EyeWorld: A Generative World Model of Ocular State and Dynamics
This addresses the challenge of robust multimodal interpretation and prognosis-oriented simulation in ophthalmology, representing a novel approach rather than an incremental improvement.
The researchers tackled the problem of static medical foundation models that degrade under modality and acquisition shifts in ophthalmology by introducing EyeWorld, a generative world model that learns an observation-stable latent ocular state across modalities, enabling fine-grained parsing, cross-modality translation, and quality-robust enhancement while supporting forecasting of clinically meaningful progression.

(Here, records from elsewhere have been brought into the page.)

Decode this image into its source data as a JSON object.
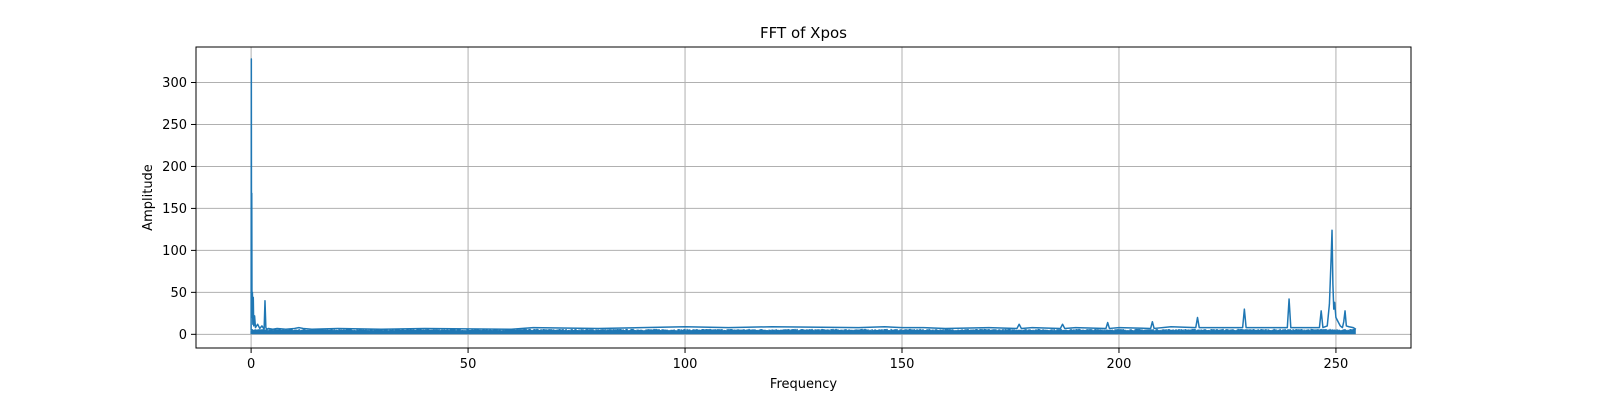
{
  "chart_data": {
    "type": "line",
    "title": "FFT of Xpos",
    "xlabel": "Frequency",
    "ylabel": "Amplitude",
    "xlim": [
      -12.7,
      267.3
    ],
    "ylim": [
      -16.3,
      342.3
    ],
    "xticks": [
      0,
      50,
      100,
      150,
      200,
      250
    ],
    "yticks": [
      0,
      50,
      100,
      150,
      200,
      250,
      300
    ],
    "grid": true,
    "legend": "none",
    "series_color": "#1f77b4",
    "noise_floor": {
      "x_range": [
        0,
        254.6
      ],
      "typical_max": 6.5
    },
    "series": [
      {
        "x": [
          0,
          0.05,
          0.1,
          0.15,
          0.2,
          0.3,
          0.4,
          0.5,
          0.6,
          0.8,
          1.0,
          1.5,
          2.0,
          2.5,
          3.0,
          3.2,
          3.4,
          3.6,
          4.0,
          5,
          6,
          8,
          10,
          11,
          12,
          14,
          20,
          30,
          40,
          60,
          65,
          80,
          100,
          110,
          120,
          140,
          146,
          150,
          155,
          160,
          170,
          176.5,
          177,
          177.5,
          180,
          186.5,
          187,
          187.5,
          190,
          197,
          197.4,
          197.8,
          200,
          207.3,
          207.7,
          208.1,
          212,
          217.7,
          218.1,
          218.5,
          222,
          228.5,
          228.9,
          229.3,
          234,
          238.8,
          239.2,
          239.6,
          244,
          246.2,
          246.6,
          247.0,
          248.0,
          248.5,
          248.9,
          249.1,
          249.3,
          249.5,
          249.7,
          250.0,
          250.5,
          251.0,
          251.5,
          251.8,
          252.1,
          252.4,
          253,
          254,
          254.6
        ],
        "y": [
          5,
          328,
          20,
          168,
          30,
          50,
          12,
          44,
          10,
          22,
          8,
          12,
          7,
          10,
          6,
          40,
          8,
          6,
          7,
          6,
          7,
          6,
          7,
          8,
          7,
          6,
          7,
          6,
          7,
          6,
          8,
          7,
          9,
          8,
          9,
          8,
          9,
          8,
          8,
          7,
          8,
          7,
          12,
          7,
          8,
          7,
          12,
          7,
          8,
          7,
          14,
          7,
          8,
          7,
          15,
          7,
          9,
          8,
          20,
          8,
          8,
          8,
          30,
          8,
          8,
          8,
          42,
          8,
          8,
          8,
          28,
          8,
          10,
          36,
          92,
          124,
          60,
          30,
          38,
          20,
          15,
          10,
          8,
          15,
          28,
          10,
          9,
          8,
          6
        ]
      }
    ]
  }
}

Ophthalmic decision-making depends on subtle lesion-scale cues interpreted across multimodal imaging and over time, yet most medical foundation models remain static and degrade under modality and acquisition shifts. Here we introduce EyeWorld, a generative world model that conceptualizes the eye as a partially observed dynamical system grounded in clinical imaging. EyeWorld learns an observation-stable latent ocular state shared across modalities, unifying fine-grained parsing, structure-preserving cross-modality translation and quality-robust enhancement within a single framework. Longitudinal supervision further enables time-conditioned state transitions, supporting forecasting of clinically meaningful progression while preserving stable anatomy. By moving from static representation learning to explicit dynamical modeling, EyeWorld provides a unified approach to robust multimodal interpretation and prognosis-oriented simulation in medicine.